Chi va bene a scuola deve far finta di andare male. E questo dei TopTen è un altro motivo per evitare di pensare che siano essenzialmente i soldi in più o in meno a indurre le differenze che contano. Ci dev’essere dell’altro. Per esempio, potrebbe entrarci la considerazione sociale in cui sono tenuti, da noi, i ragazzi “bravi” o “che vanno bene”. Diversamente da quanto accade in altri Paesi, da noi questi ragazzi non godono affatto di stima da parte dei loro compagni. In genere si vedono costretti a tener defilata la loro posizione. Invece di fungere - come potrebbero - da volano per una didattica migliore, devono spesso sobbarcarsi qualche fatica in più. Al Nord questo profilo di studente si incontra più frequentemente che al Sud, ma le differenze non sono così significative come nei risultati medi. Invece di pensare in primo luogo a quelli che - attualmente - non ce la fanno, perché non puntare su coloro che soffrono di non trovare nella scuola pane per i loro denti. Se il ministro pensasse a questi ragazzi non come a una variabile che - una volta tanto - non pone problemi, ma come a una risorsa gratuita, anche tanti che sono in difficoltà potrebbero trovare motivo per darsi da fare. E l’OCSE smetterebbe di farci le pulci tutte le volte.
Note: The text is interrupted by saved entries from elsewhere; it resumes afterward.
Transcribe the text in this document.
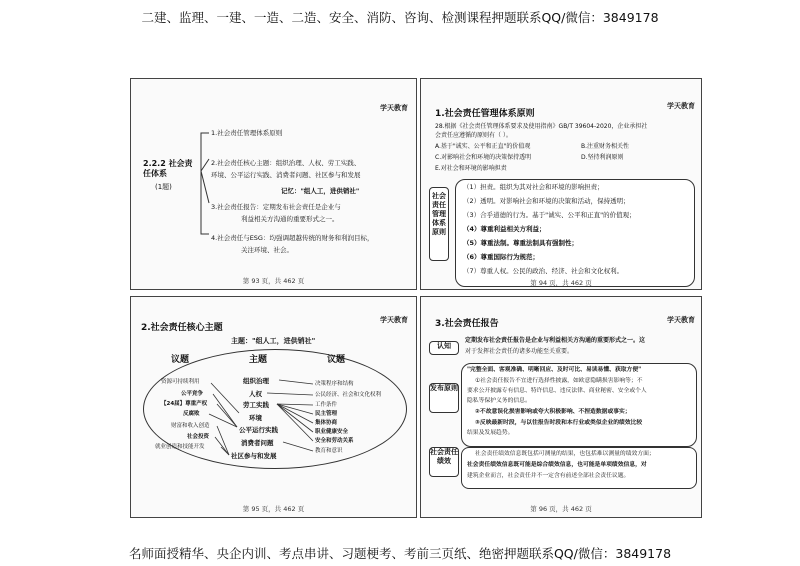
二建、监理、一建、一造、二造、安全、消防、咨询、检测课程押题联系QQ/微信：3849178
学天教育
2.2.2 社会责任体系
(1题)
1.社会责任管理体系原则
2.社会责任核心主题：组织治理、人权、劳工实践、
环境、公平运行实践、消费者问题、社区参与和发展
记忆："组人工，进供销社"
3.社会责任报告：定期发布社会责任是企业与
利益相关方沟通的重要形式之一。
4.社会责任与ESG：均强调超越传统的财务和利润目标，
关注环境、社会。
第 93 页，共 462 页
学天教育
1.社会责任管理体系原则
28.根据《社会责任管理体系要求及使用指南》GB/T 39604-2020，企业承担社
会责任应遵循的原则有（ ）。
A.基于"诚实、公平和正直"的价值观	B.注重财务相关性
C.对影响社会和环境的决策保持透明	D.坚持利润原则
E.对社会和环境的影响担责
社会责任管理体系原则
（1）担责。组织为其对社会和环境的影响担责；
（2）透明。对影响社会和环境的决策和活动，保持透明；
（3）合乎道德的行为。基于"诚实、公平和正直"的价值观；
（4）尊重利益相关方利益；
（5）尊重法制。尊重法制具有强制性；
（6）尊重国际行为规范；
（7）尊重人权。公民的政治、经济、社会和文化权利。
第 94 页，共 462 页
学天教育
2.社会责任核心主题
主题："组人工，进供销社"
议题	主题	议题
资源可持续利用
公平竞争
【24届】尊重产权
反腐败
财富和收入创造
社会投资
就业创造和技能开发
组织治理
人权
劳工实践
环境
公平运行实践
消费者问题
社区参与和发展
决策程序和结构
公民经济、社会和文化权利
工作条件
民主管理
集体协商
职业健康安全
安全和劳动关系
教育和意识
第 95 页，共 462 页
学天教育
3.社会责任报告
认知
定期发布社会责任报告是企业与利益相关方沟通的重要形式之一。这
对于发挥社会责任的诸多功能至关重要。
发布原则
"完整全面、客观准确、明晰回应、及时可比、易读易懂、获取方便"
①社会责任报告不宜进行选择性披露，如欧意隐瞒损害影响等；不
要求公开披露专有信息、特许信息、违反法律、商业秘密、安全或个人
隐私等保护义务的信息。
②不故意误化损害影响或夸大积极影响、不捏造数据或事实；
③反映最新时段，与以往报告时段和本行业或类似企业的绩效比较
结果及发展趋势。
社会责任绩效
社会责任绩效信息既包括可测量的结果，也包括难以测量的绩效方面；
社会责任绩效信息既可能是综合绩效信息，也可能是单项绩效信息，对
建筑企业而言，社会责任并不一定含有前述全部社会责任议题。
第 96 页，共 462 页
名师面授精华、央企内训、考点串讲、习题梗考、考前三页纸、绝密押题联系QQ/微信：3849178
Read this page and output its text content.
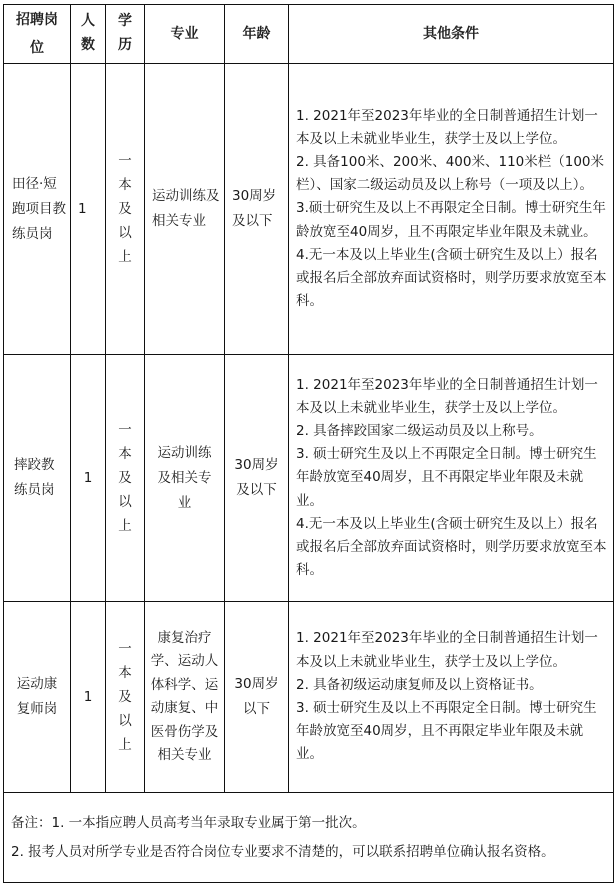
招聘岗位	人数	学历	专业	年龄	其他条件
田径·短跑项目教练员岗	1	一本及以上	运动训练及相关专业	30周岁及以下	1. 2021年至2023年毕业的全日制普通招生计划一本及以上未就业毕业生，获学士及以上学位。
2. 具备100米、200米、400米、110米栏（100米栏）、国家二级运动员及以上称号（一项及以上）。
3.硕士研究生及以上不再限定全日制。博士研究生年龄放宽至40周岁，且不再限定毕业年限及未就业。
4.无一本及以上毕业生(含硕士研究生及以上）报名或报名后全部放弃面试资格时，则学历要求放宽至本科。

摔跤教练员岗	1	一本及以上	运动训练及相关专业	30周岁及以下	1. 2021年至2023年毕业的全日制普通招生计划一本及以上未就业毕业生，获学士及以上学位。
2. 具备摔跤国家二级运动员及以上称号。
3. 硕士研究生及以上不再限定全日制。博士研究生年龄放宽至40周岁，且不再限定毕业年限及未就业。
4.无一本及以上毕业生(含硕士研究生及以上）报名或报名后全部放弃面试资格时，则学历要求放宽至本科。

运动康复师岗	1	一本及以上	康复治疗学、运动人体科学、运动康复、中医骨伤学及相关专业	30周岁以下	1. 2021年至2023年毕业的全日制普通招生计划一本及以上未就业毕业生，获学士及以上学位。
2. 具备初级运动康复师及以上资格证书。
3. 硕士研究生及以上不再限定全日制。博士研究生年龄放宽至40周岁，且不再限定毕业年限及未就业。

备注：1. 一本指应聘人员高考当年录取专业属于第一批次。
2. 报考人员对所学专业是否符合岗位专业要求不清楚的，可以联系招聘单位确认报名资格。					
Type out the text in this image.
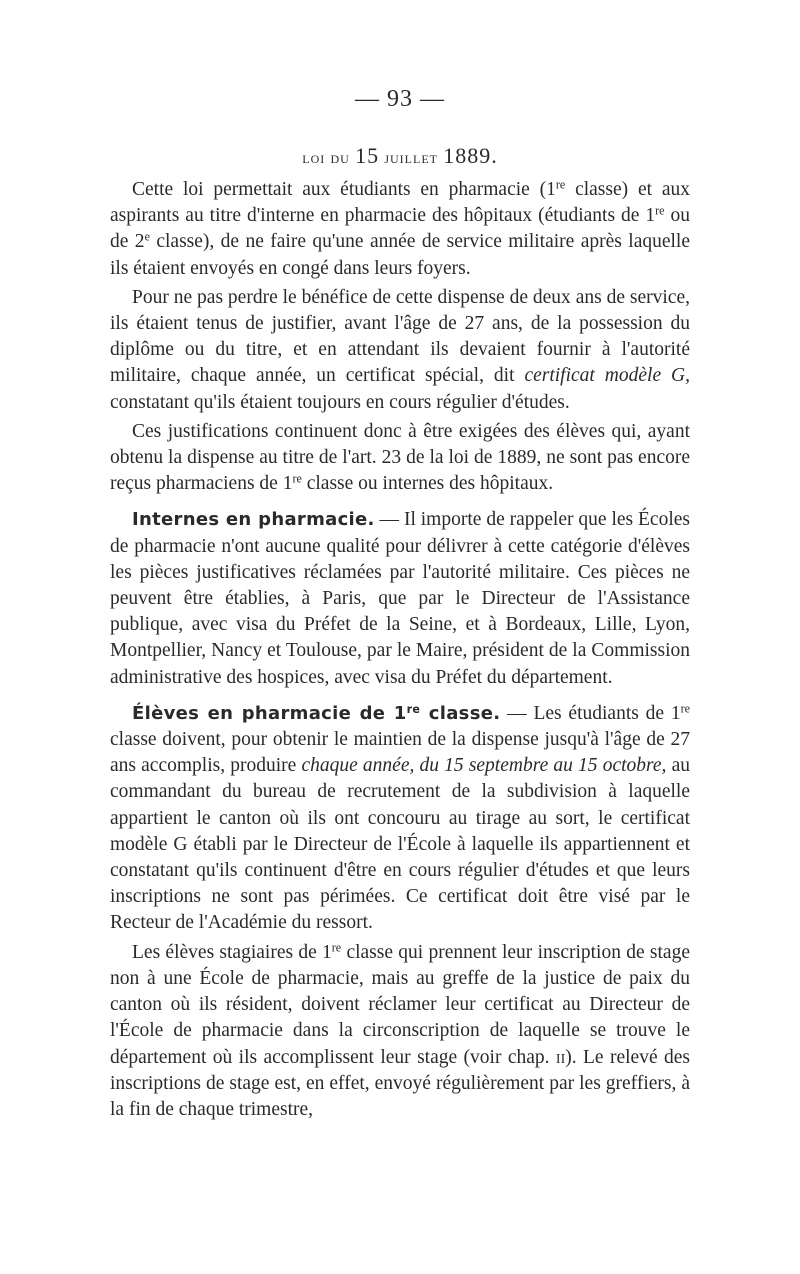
— 93 —
loi du 15 juillet 1889.

Cette loi permettait aux étudiants en pharmacie (1re classe) et aux aspirants au titre d'interne en pharmacie des hôpitaux (étudiants de 1re ou de 2e classe), de ne faire qu'une année de service militaire après laquelle ils étaient envoyés en congé dans leurs foyers.

Pour ne pas perdre le bénéfice de cette dispense de deux ans de service, ils étaient tenus de justifier, avant l'âge de 27 ans, de la possession du diplôme ou du titre, et en attendant ils devaient fournir à l'autorité militaire, chaque année, un certificat spécial, dit certificat modèle G, constatant qu'ils étaient toujours en cours régulier d'études.

Ces justifications continuent donc à être exigées des élèves qui, ayant obtenu la dispense au titre de l'art. 23 de la loi de 1889, ne sont pas encore reçus pharmaciens de 1re classe ou internes des hôpitaux.

Internes en pharmacie. — Il importe de rappeler que les Écoles de pharmacie n'ont aucune qualité pour délivrer à cette catégorie d'élèves les pièces justificatives réclamées par l'autorité militaire. Ces pièces ne peuvent être établies, à Paris, que par le Directeur de l'Assistance publique, avec visa du Préfet de la Seine, et à Bordeaux, Lille, Lyon, Montpellier, Nancy et Toulouse, par le Maire, président de la Commission administrative des hospices, avec visa du Préfet du département.

Élèves en pharmacie de 1re classe. — Les étudiants de 1re classe doivent, pour obtenir le maintien de la dispense jusqu'à l'âge de 27 ans accomplis, produire chaque année, du 15 septembre au 15 octobre, au commandant du bureau de recrutement de la subdivision à laquelle appartient le canton où ils ont concouru au tirage au sort, le certificat modèle G établi par le Directeur de l'École à laquelle ils appartiennent et constatant qu'ils continuent d'être en cours régulier d'études et que leurs inscriptions ne sont pas périmées. Ce certificat doit être visé par le Recteur de l'Académie du ressort.

Les élèves stagiaires de 1re classe qui prennent leur inscription de stage non à une École de pharmacie, mais au greffe de la justice de paix du canton où ils résident, doivent réclamer leur certificat au Directeur de l'École de pharmacie dans la circonscription de laquelle se trouve le département où ils accomplissent leur stage (voir chap. ii). Le relevé des inscriptions de stage est, en effet, envoyé régulièrement par les greffiers, à la fin de chaque trimestre,
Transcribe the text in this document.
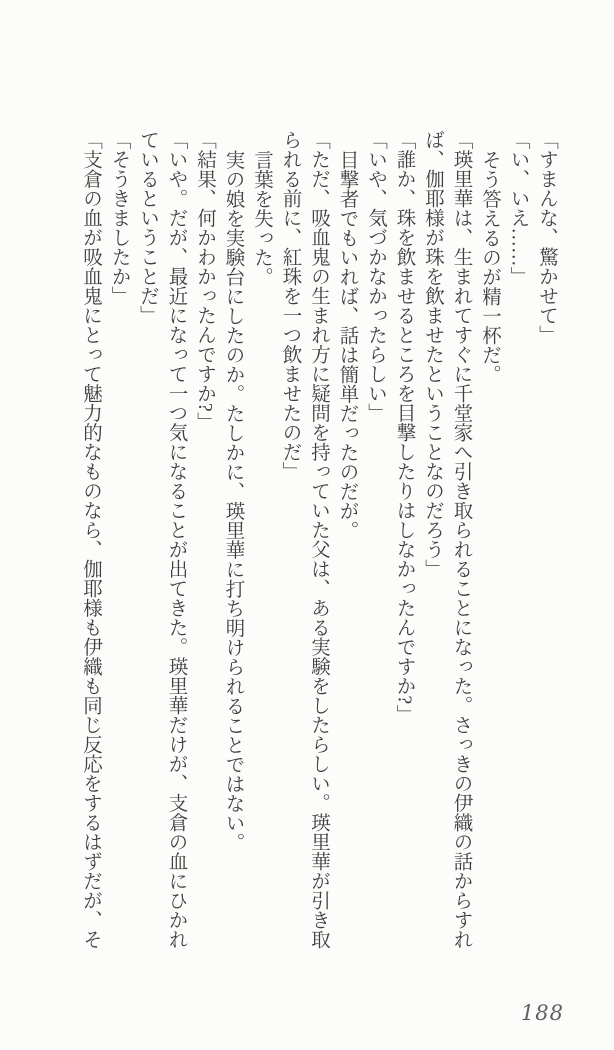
「すまんな、驚かせて」

「い、いえ……」

そう答えるのが精一杯だ。

「瑛里華は、生まれてすぐに千堂家へ引き取られることになった。さっきの伊織の話からすれば、伽耶様が珠を飲ませたということなのだろう」

「誰か、珠を飲ませるところを目撃したりはしなかったんですか?」

「いや、気づかなかったらしい」

目撃者でもいれば、話は簡単だったのだが。

「ただ、吸血鬼の生まれ方に疑問を持っていた父は、ある実験をしたらしい。瑛里華が引き取られる前に、紅珠を一つ飲ませたのだ」

言葉を失った。

実の娘を実験台にしたのか。たしかに、瑛里華に打ち明けられることではない。

「結果、何かわかったんですか?」

「いや。だが、最近になって一つ気になることが出てきた。瑛里華だけが、支倉の血にひかれているということだ」

「そうきましたか」

「支倉の血が吸血鬼にとって魅力的なものなら、伽耶様も伊織も同じ反応をするはずだが、そ

188
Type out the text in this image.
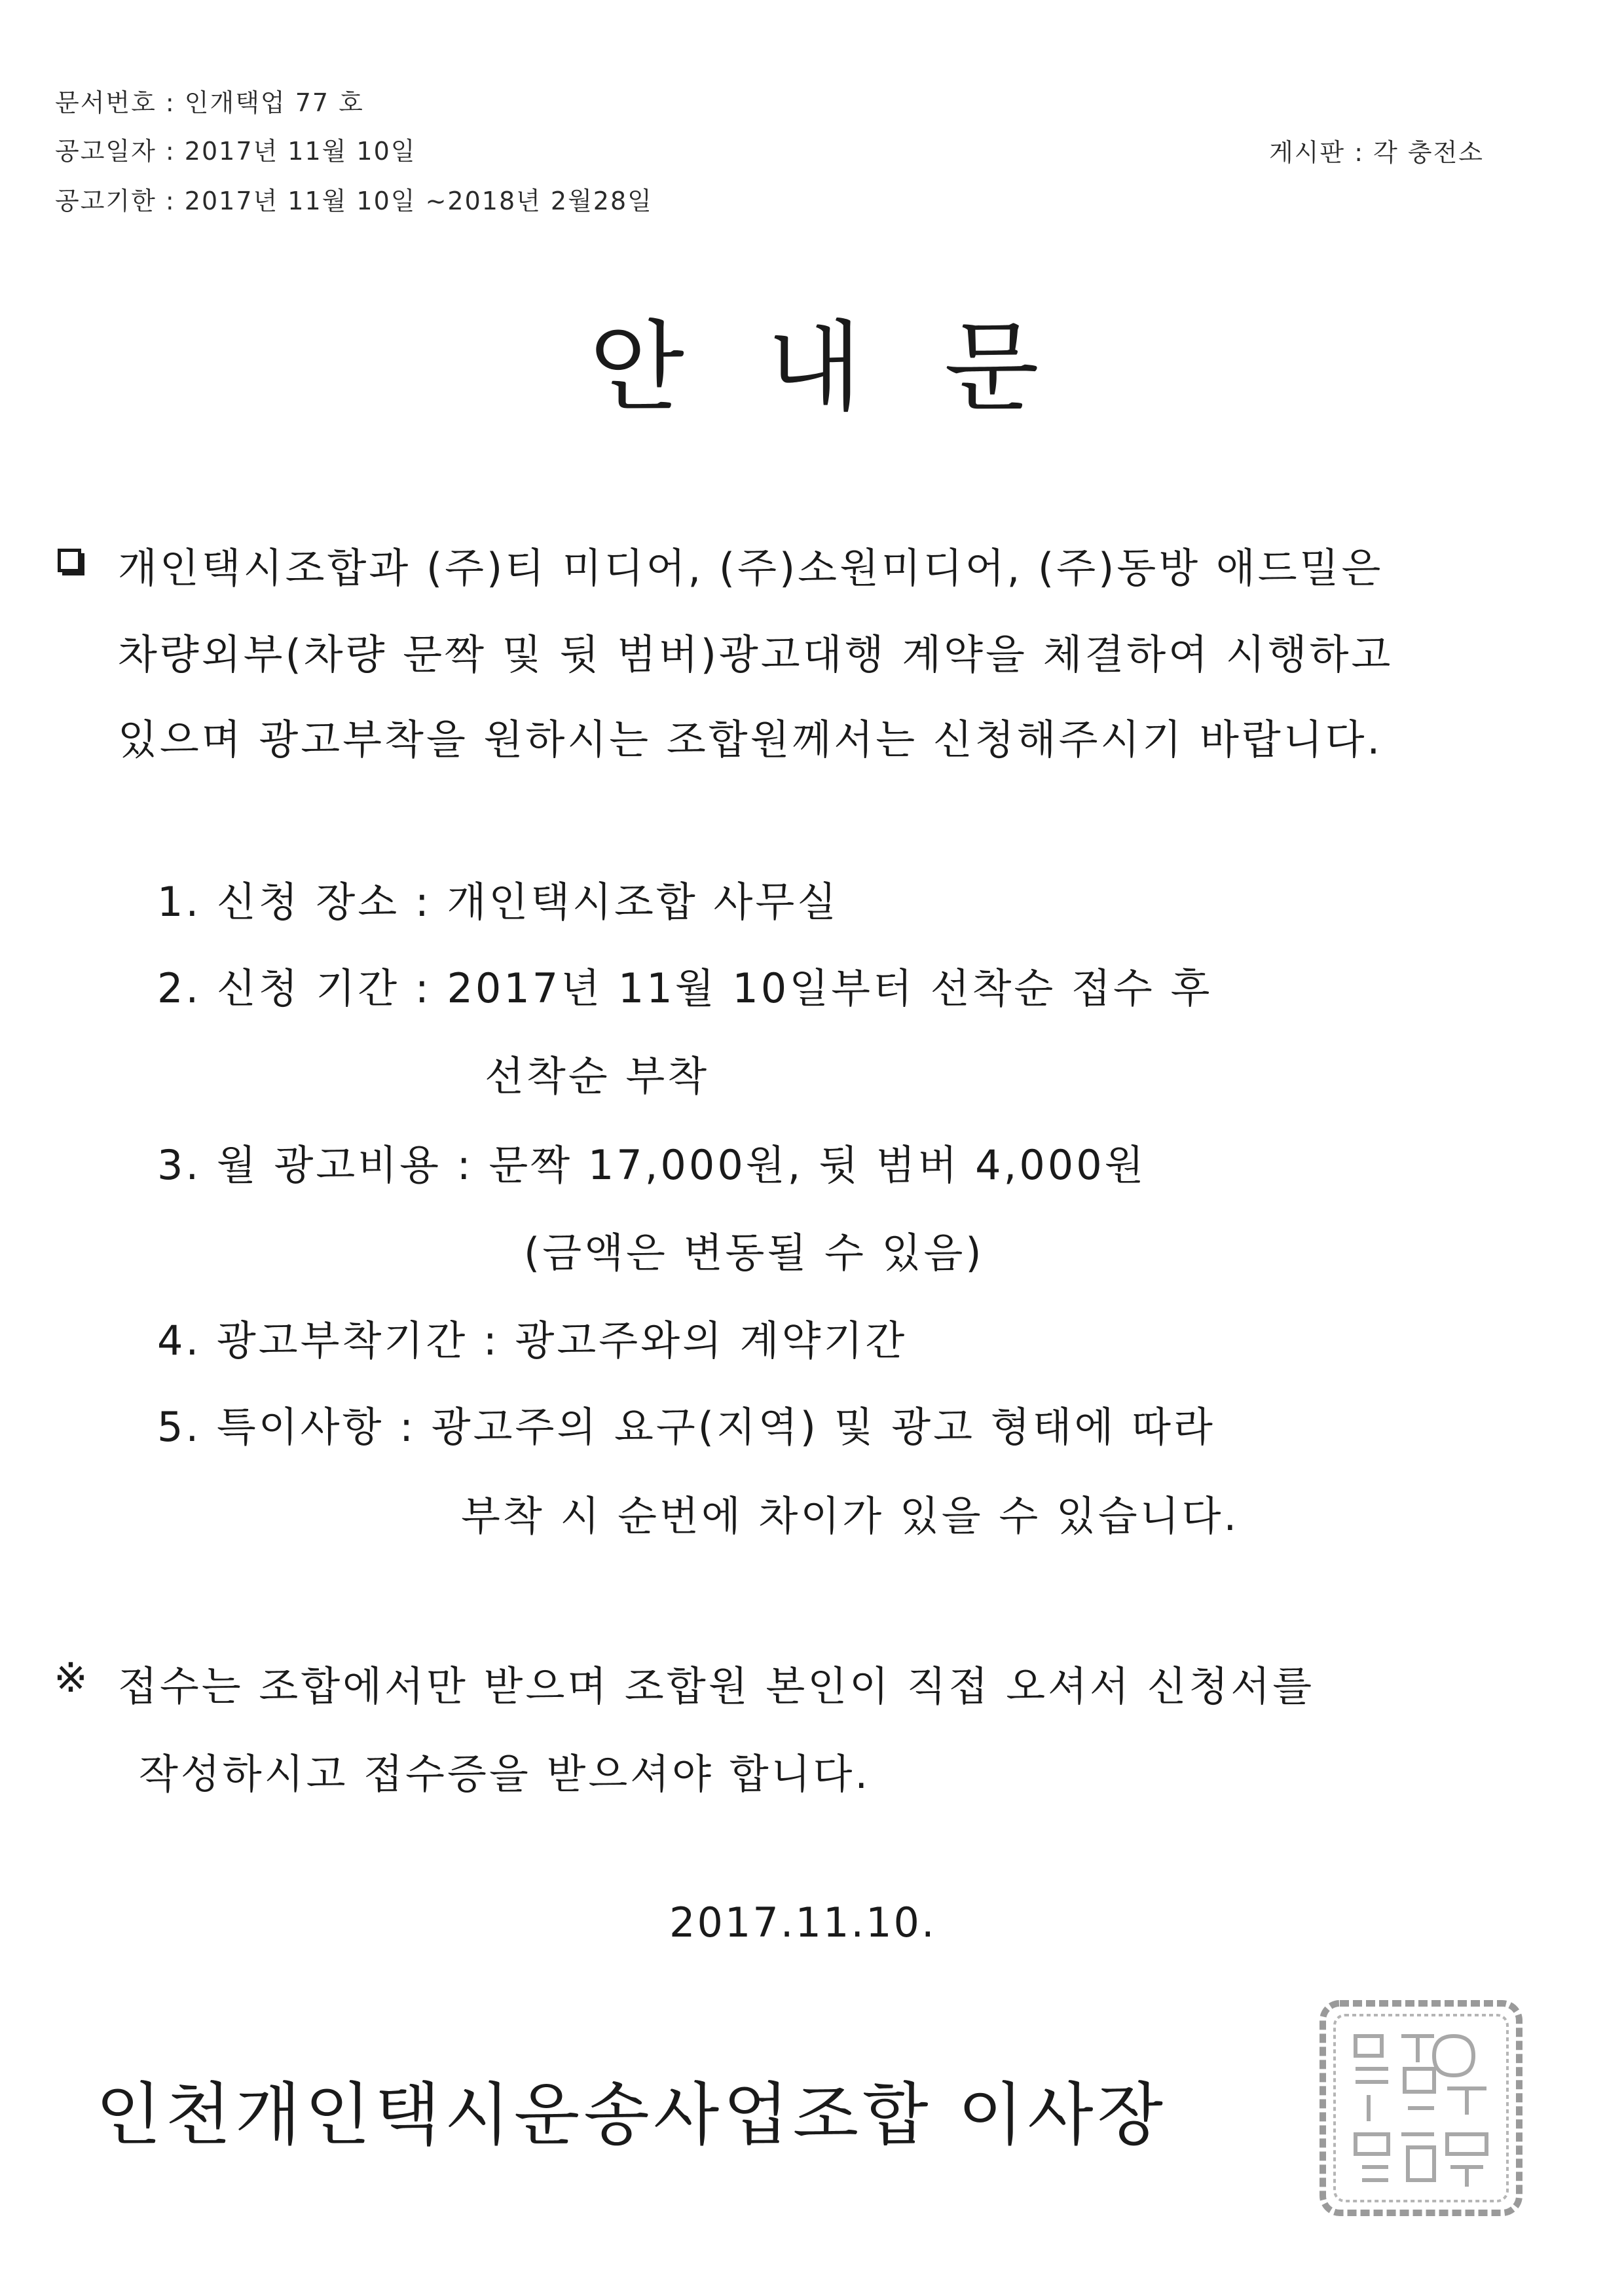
문서번호 : 인개택업 77 호
공고일자 : 2017년 11월 10일
공고기한 : 2017년 11월 10일 ~2018년 2월28일
게시판 : 각 충전소
안 내 문
개인택시조합과 (주)티 미디어, (주)소원미디어, (주)동방 애드밀은
차량외부(차량 문짝 및 뒷 범버)광고대행 계약을 체결하여 시행하고
있으며 광고부착을 원하시는 조합원께서는 신청해주시기 바랍니다.
1. 신청 장소 : 개인택시조합 사무실
2. 신청 기간 : 2017년 11월 10일부터 선착순 접수 후
선착순 부착
3. 월 광고비용 : 문짝 17,000원, 뒷 범버 4,000원
(금액은 변동될 수 있음)
4. 광고부착기간 : 광고주와의 계약기간
5. 특이사항 : 광고주의 요구(지역) 및 광고 형태에 따라
부착 시 순번에 차이가 있을 수 있습니다.
※ 접수는 조합에서만 받으며 조합원 본인이 직접 오셔서 신청서를
작성하시고 접수증을 받으셔야 합니다.
2017.11.10.
인천개인택시운송사업조합 이사장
La pregiudiziale politica. L’altra pregiudiziale ideologica, che abbiamo chiamato politica, è quella che attiene al rapporto istituzionale fra scuola gestita dallo Stato e scuola gestita da altri tipi di governance.
Sotto questo aspetto i dati sono tanto clamorosi quanto generalmente poco noti. Solo di recente la ministro Giannini ha lasciato intendere di volervi porre mano. Ma sarà difficile che vada molto oltre qualche dichiarazione di principio stante l’assetto culturale del nostro Paese. Una sintesi efficace del problema si trova in un vecchio (del 2012) intervento dell’UCCR nel quale si mostra come lo Stato potrebbe risparmiare 6miliardi di euro l’anno investendo sulle scuole a gestione non statale. E a dirlo non è l’UCCR ma una ricerca del MIUR (il Ministero dell’Istruzione, dell’Università e della Ricerca) dell’anno precedente, dunque a disposizione di qualunque governo volesse trovare il modo di risparmiare migliorando al contempo la qualità del prodotto scolastico.
I risultati delle ricerca in oggetto appaiono così difficili da contraddire che gli oppositori del regime scolastico misto statale-non statale sono costretti a definire “tutto economicista” il ragionamento - che pure “fila”, per loro stessa ammissione - di coloro che ne auspicano la realizzazione. Salvo poi affermare che ci sono anche “molte ragioni non economiche” contro la scuola a governance mista. Le sole, in realtà, che muovono interventi come quello del UAAR cui ci siamo riferiti.
Ministro Giannini, ce la possiamo fare. Così stando le cose l’impresa dell’attuale ministro non ci sembra delle più facili. A noi basterebbe, comunque, che riuscisse a risolvere almeno la questione dei milioni di euro spesi in supplenze che rendono impossibile una gestione efficiente del lavoro didattico. Sarà un pensiero economicistico, ma in mancanza di un pensiero più forte, flessibile e articolato sarebbe già un gran passo in avanti. Per il resto, come scriveva Hemingway, c’è sempre tempo.